How inodes numbers are assigned

Question

Two known facts:

In linux, moving a file from one location to another on the same file system doesn't change the inode (the file remains at "the same place", only the directories involved are changed)
Copying, however, generates a truly new file, with a new inode.

Armed with this information, I observer the following phenomena:

$ ls -li /tmp/*.db
1452722 -rw-r--r-- 1 omerda omerda 245760 Jul  7 12:33 /tmp/vf4.db
$
$ cp /tmp/vf4.db /tmp/vf4.2.db
$ ls -li /tmp/*.db # New inode introduced
1452719 -rw-r--r-- 1 omerda omerda 245760 Jul  7 12:38 /tmp/vf4.2.db
1452722 -rw-r--r-- 1 omerda omerda 245760 Jul  7 12:33 /tmp/vf4.db
$
$ mv /tmp/vf4.2.db /tmp/vf4.db
$ ls -li /tmp/*.db
1452719 -rw-r--r-- 1 omerda omerda 245760 Jul  7 12:38 /tmp/vf4.db
$
$ cp /tmp/vf4.db /tmp/vf4.2.db
$ ls -li /tmp/*.db # Original inode appears again! (1452722)
1452722 -rw-r--r-- 1 omerda omerda 245760 Jul  7 12:41 /tmp/vf4.2.db
1452719 -rw-r--r-- 1 omerda omerda 245760 Jul  7 12:41 /tmp/vf4.db
$
$ mv /tmp/vf4.2.db /tmp/vf4.db
$ ls -li /tmp/*.db
1452722 -rw-r--r-- 1 omerda omerda 245760 Jul  7 12:41 /tmp/vf4.db

This "round trip" always results in the original inode being attached to the original file again.

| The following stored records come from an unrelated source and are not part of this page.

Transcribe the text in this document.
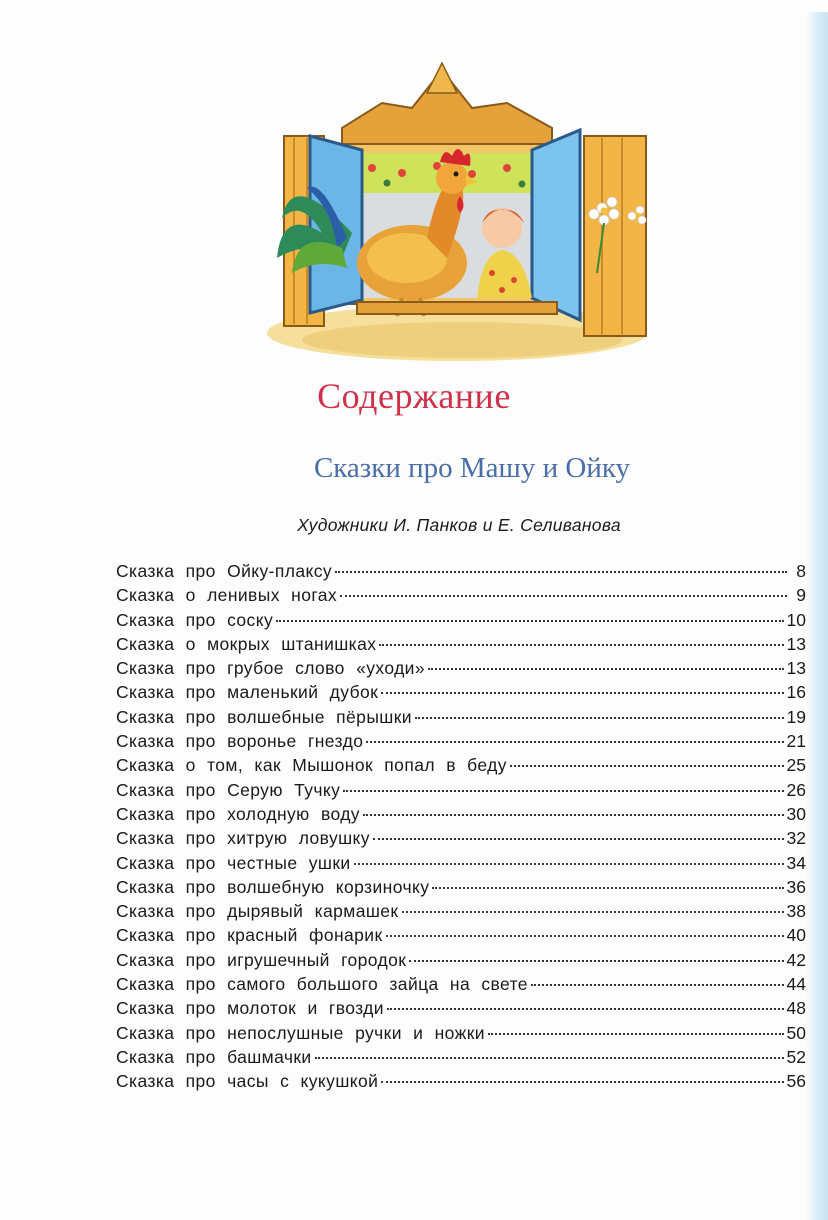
Содержание
Сказки про Машу и Ойку
Художники И. Панков и Е. Селиванова
Сказка про Ойку-плаксу	8
Сказка о ленивых ногах	9
Сказка про соску	10
Сказка о мокрых штанишках	13
Сказка про грубое слово «уходи»	13
Сказка про маленький дубок	16
Сказка про волшебные пёрышки	19
Сказка про воронье гнездо	21
Сказка о том, как Мышонок попал в беду	25
Сказка про Серую Тучку	26
Сказка про холодную воду	30
Сказка про хитрую ловушку	32
Сказка про честные ушки	34
Сказка про волшебную корзиночку	36
Сказка про дырявый кармашек	38
Сказка про красный фонарик	40
Сказка про игрушечный городок	42
Сказка про самого большого зайца на свете	44
Сказка про молоток и гвозди	48
Сказка про непослушные ручки и ножки	50
Сказка про башмачки	52
Сказка про часы с кукушкой	56
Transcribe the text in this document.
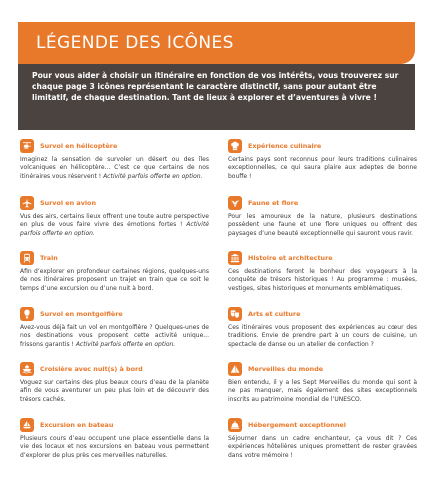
LÉGENDE DES ICÔNES
Pour vous aider à choisir un itinéraire en fonction de vos intérêts, vous trouverez sur chaque page 3 icônes représentant le caractère distinctif, sans pour autant être limitatif, de chaque destination. Tant de lieux à explorer et d’aventures à vivre !
Survol en hélicoptère
Imaginez la sensation de survoler un désert ou des îles volcaniques en hélicoptère... C’est ce que certains de nos itinéraires vous réservent ! Activité parfois offerte en option.
Survol en avion
Vus des airs, certains lieux offrent une toute autre perspective en plus de vous faire vivre des émotions fortes ! Activité parfois offerte en option.
Train
Afin d’explorer en profondeur certaines régions, quelques-uns de nos itinéraires proposent un trajet en train que ce soit le temps d’une excursion ou d’une nuit à bord.
Survol en montgolfière
Avez-vous déjà fait un vol en montgolfière ? Quelques-unes de nos destinations vous proposent cette activité unique... frissons garantis ! Activité parfois offerte en option.
Croisière avec nuit(s) à bord
Voguez sur certains des plus beaux cours d’eau de la planète afin de vous aventurer un peu plus loin et de découvrir des trésors cachés.
Excursion en bateau
Plusieurs cours d’eau occupent une place essentielle dans la vie des locaux et nos excursions en bateau vous permettent d’explorer de plus près ces merveilles naturelles.
Expérience culinaire
Certains pays sont reconnus pour leurs traditions culinaires exceptionnelles, ce qui saura plaire aux adeptes de bonne bouffe !
Faune et flore
Pour les amoureux de la nature, plusieurs destinations possèdent une faune et une flore uniques ou offrent des paysages d’une beauté exceptionnelle qui sauront vous ravir.
Histoire et architecture
Ces destinations feront le bonheur des voyageurs à la conquête de trésors historiques ! Au programme : musées, vestiges, sites historiques et monuments emblématiques.
Arts et culture
Ces itinéraires vous proposent des expériences au cœur des traditions. Envie de prendre part à un cours de cuisine, un spectacle de danse ou un atelier de confection ?
Merveilles du monde
Bien entendu, il y a les Sept Merveilles du monde qui sont à ne pas manquer, mais également des sites exceptionnels inscrits au patrimoine mondial de l’UNESCO.
Hébergement exceptionnel
Séjourner dans un cadre enchanteur, ça vous dit ? Ces expériences hôtelières uniques promettent de rester gravées dans votre mémoire !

I would have expected a fresh new inode being used in each copy.

How does it make this reuse of same inode?

EDIT

In the comments section some asked for a context. So the context is that this bad practice is used by some sqlite wrappers to replace db files without sqlite3 showing errors about the replacement. However, this is not a question about sqlite, please stick to the topic and question.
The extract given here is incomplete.